Estimating Variances

In many models, the only unknown parameters are the variances of the components. It seems straightforward to estimate these by maximizing the log likelihood. What complicates this is that there is nothing in the likelihood itself that constrains the individual variances to be non-negative. The only requirement for evaluating the log likelihood element at $t$ is that the predictive covariance matrix from \eqref{eq:ssm_kfpredictivedensity} be positive-definite. That means that $\bf{N}_t$ could be negative if the first term is positive enough and vice versa. And, unfortunately, this problem comes up all too often.

There are two main approaches for dealing with this. The first is to estimate the model unconstrained; if a variance comes in negative, zero it out and re-estimate. If that works, it should be the global maximum. If you have enough components that two variances come in negative, it’s not as clear how to proceed. In that case, it’s probably best to use RATS’ ability to put inequality constraints on parameters.

The other method is to parameterize the variances in logs. Although that doesn’t allow a true zero value, a variance which really should be zero will show up as something like -30 in logs.

There’s one other numerical problem that can come up when you estimate the variances directly. Even non-zero variances can sometimes be very small. It can be very hard for numerical optimizers to deal with parameters that have such naturally small scales—that is, it can be very hard to distinguish between a parameter which is naturally small and one that is small because it’s really supposed to be zero. You can sometimes fix this fairly easily by just multiplying the data (after such things as log transformation) by 100. That increases all the component variances by a factor of 10000, which is usually enough to fix this problem. Parameterizing the variances in logs will also take care of this type of problem. Concentrating out a variance also can help, since it often makes the only really small variance the one that is estimated constructively using the expression in \eqref{eq:ssm_kfconcentratedscale}.

Examples

This estimates the MA(1) model in the form shown below.
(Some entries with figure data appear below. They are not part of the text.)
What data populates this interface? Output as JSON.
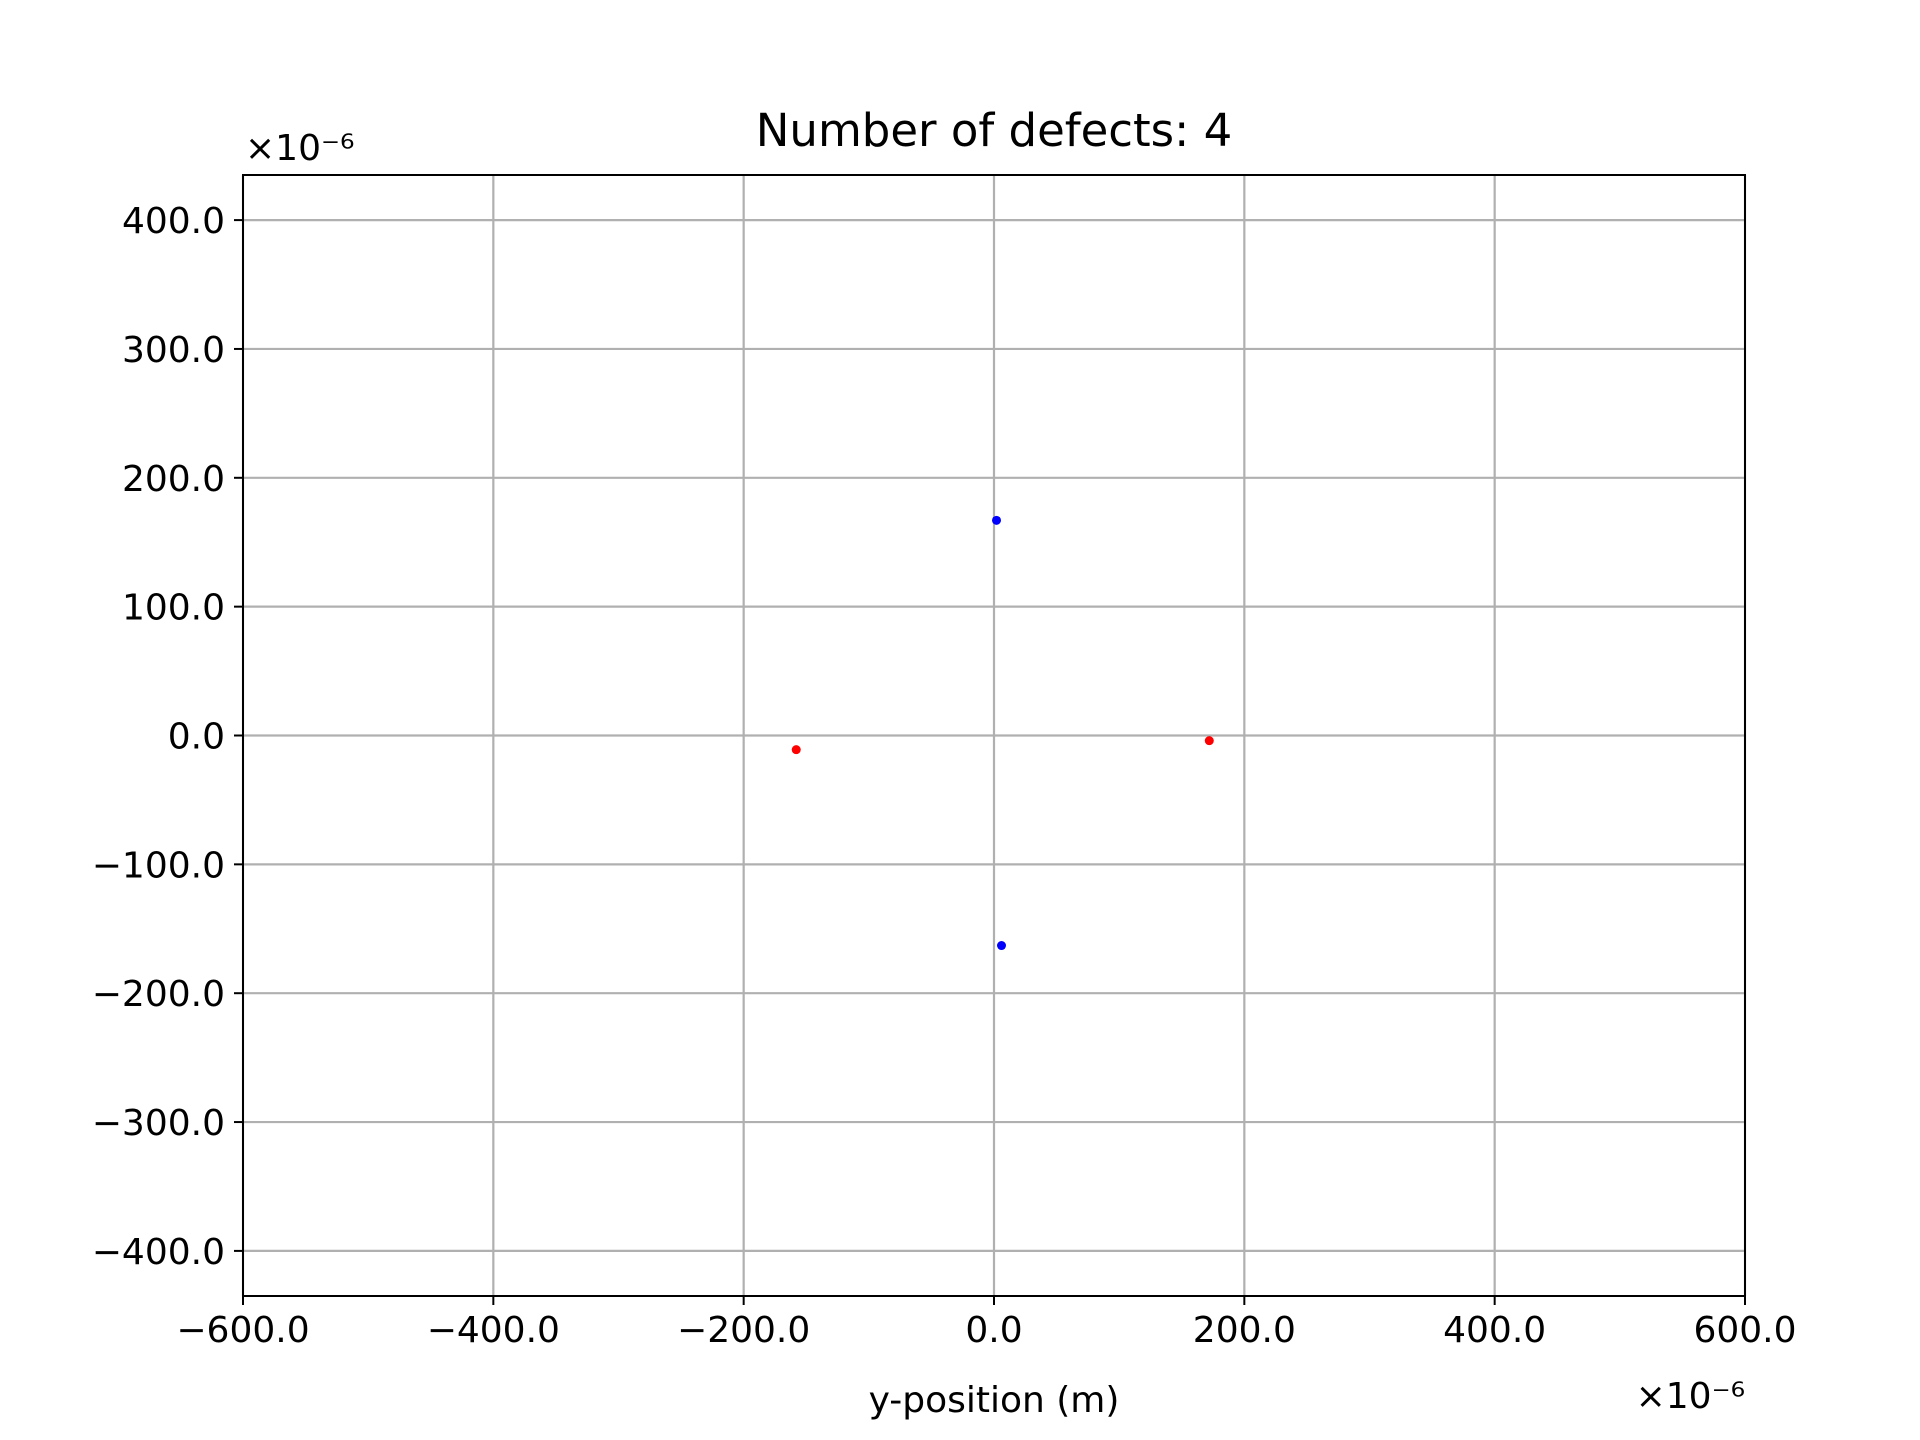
{
  "chart_data": {
    "type": "scatter",
    "title": "Number of defects: 4",
    "xlabel": "y-position (m)",
    "ylabel": "",
    "x_offset_label": "×10⁻⁶",
    "y_offset_label": "×10⁻⁶",
    "xlim": [
      -600,
      600
    ],
    "ylim": [
      -435,
      435
    ],
    "xticks": [
      -600,
      -400,
      -200,
      0,
      200,
      400,
      600
    ],
    "xtick_labels": [
      "−600.0",
      "−400.0",
      "−200.0",
      "0.0",
      "200.0",
      "400.0",
      "600.0"
    ],
    "yticks": [
      400,
      300,
      200,
      100,
      0,
      -100,
      -200,
      -300,
      -400
    ],
    "ytick_labels": [
      "400.0",
      "300.0",
      "200.0",
      "100.0",
      "0.0",
      "−100.0",
      "−200.0",
      "−300.0",
      "−400.0"
    ],
    "grid": true,
    "series": [
      {
        "color": "#0000ff",
        "points": [
          {
            "x": 2,
            "y": 167
          },
          {
            "x": 6,
            "y": -163
          }
        ]
      },
      {
        "color": "#ff0000",
        "points": [
          {
            "x": -158,
            "y": -11
          },
          {
            "x": 172,
            "y": -4
          }
        ]
      }
    ]
  }
}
We’ll concentrate out the variance of $\varepsilon$, so SW is 1. (SV is zero, since there is no measurement error in this form).
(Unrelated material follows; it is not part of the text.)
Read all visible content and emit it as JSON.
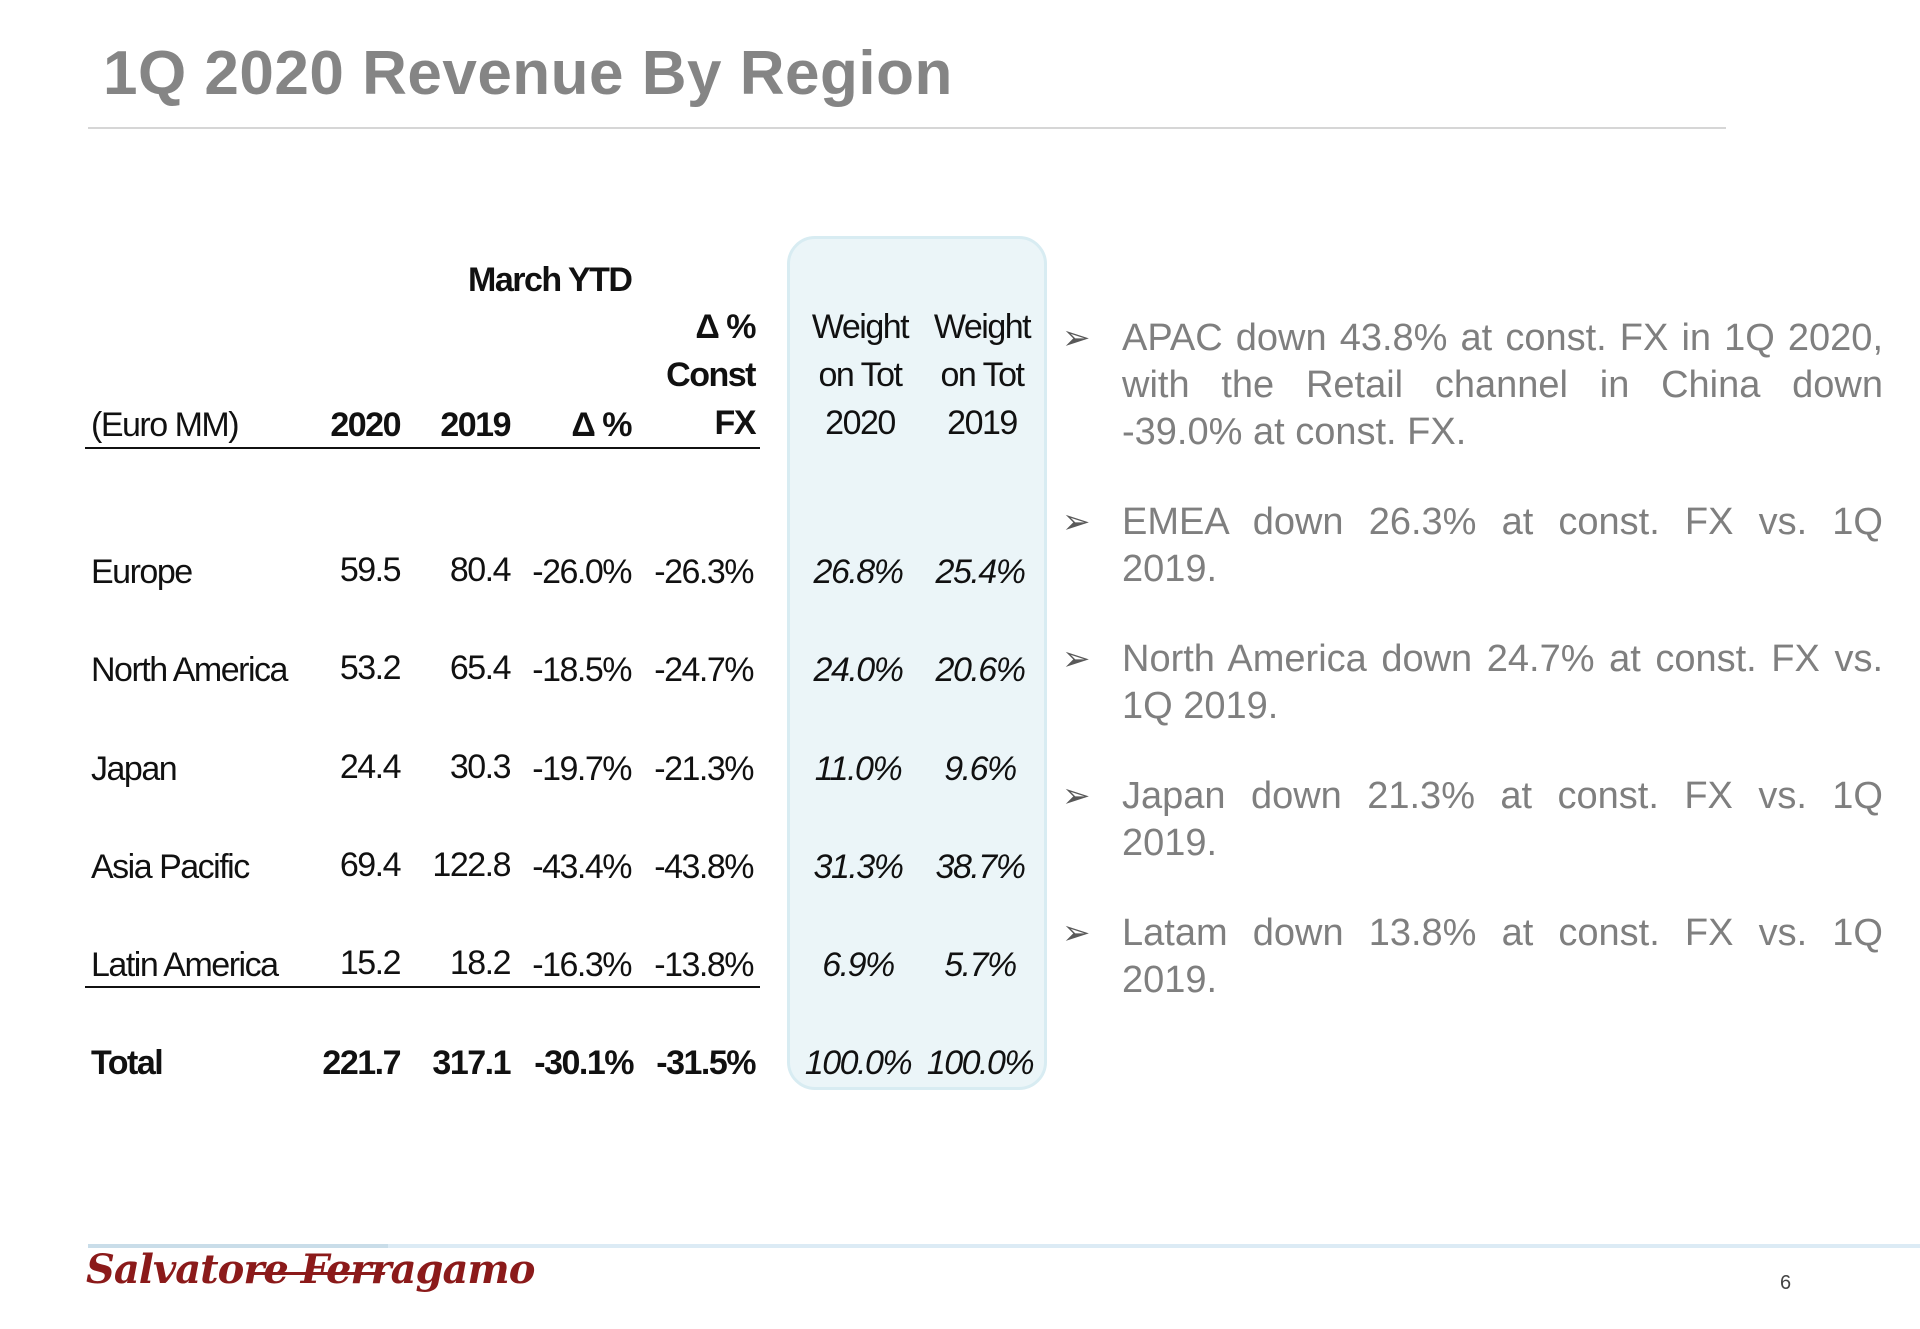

\begin{equation} {\bf{X}}_t = \left[ {\begin{array}{*{20}c} {\varepsilon _t } \\ {\varepsilon _{t - 1} } \\ \end{array}} \right],\,\,{\bf{A}} = \left[ {\begin{array}{*{20}c} 0 & 0 \\ 1 & 0 \\ \end{array}} \right],\,\,F = \left[ {\begin{array}{*{20}c} 1 \\ 0 \\ \end{array}} \right],{\bf{w}}_t = \left[ {\varepsilon _t } \right],\,\,{\bf{C'}} = \left[ {\begin{array}{*{20}c} 1 & \theta \\ \end{array}} \right],\,\,{\bf{v}}_t = 0 \end{equation}

nonlin theta

compute a=||0.0,0.0|1.0,0.0||

compute f=%unitv(2,1)

compute theta=0.0

dlm(a=a,f=f,c=||1.0,theta||,y=ldiff,sw=1.0,var=concentrate,$

presample=ergodic,method=gauss) 1959:2 2008:4

The following are other examples of estimation of state-space models. In addition to these, the Commandeur-Koopman (easiest) and Durbin-Koopman and Harvey textbooks (harder) have state-space models as their main emphasis. The West-Harrison book also uses state-space models, though it is more designed to deal with using state-space models with fixed parameters for forecasting purposes.

HPFILTER.RPF	The well-known Hodrick-Prescott filter is a special case of local trend model with a fixed ratio of variances. This looks at the behavior of the model when the ratio of variances is allowed to be estimated.
SV.RPF	This estimates a stochastic volatility model using (approximate) state-space methods.
DLMCYCLE.RPF	This estimates a common cycle model with multiple observables and stationary data.
BIVARIATEHP.RPF	This estimates a bivariate version of the Hodrick-Prescott filter (and can be extended to more than two variables). This also has multiple observables, but, unlike DLMCYCLE.RPF, has the added complicated of being a non-stationary model.
EHLJME2000.RPF	Larger (14 equation) non-linear model with expectational terms. From Erceg, Henderson & Levin(2000).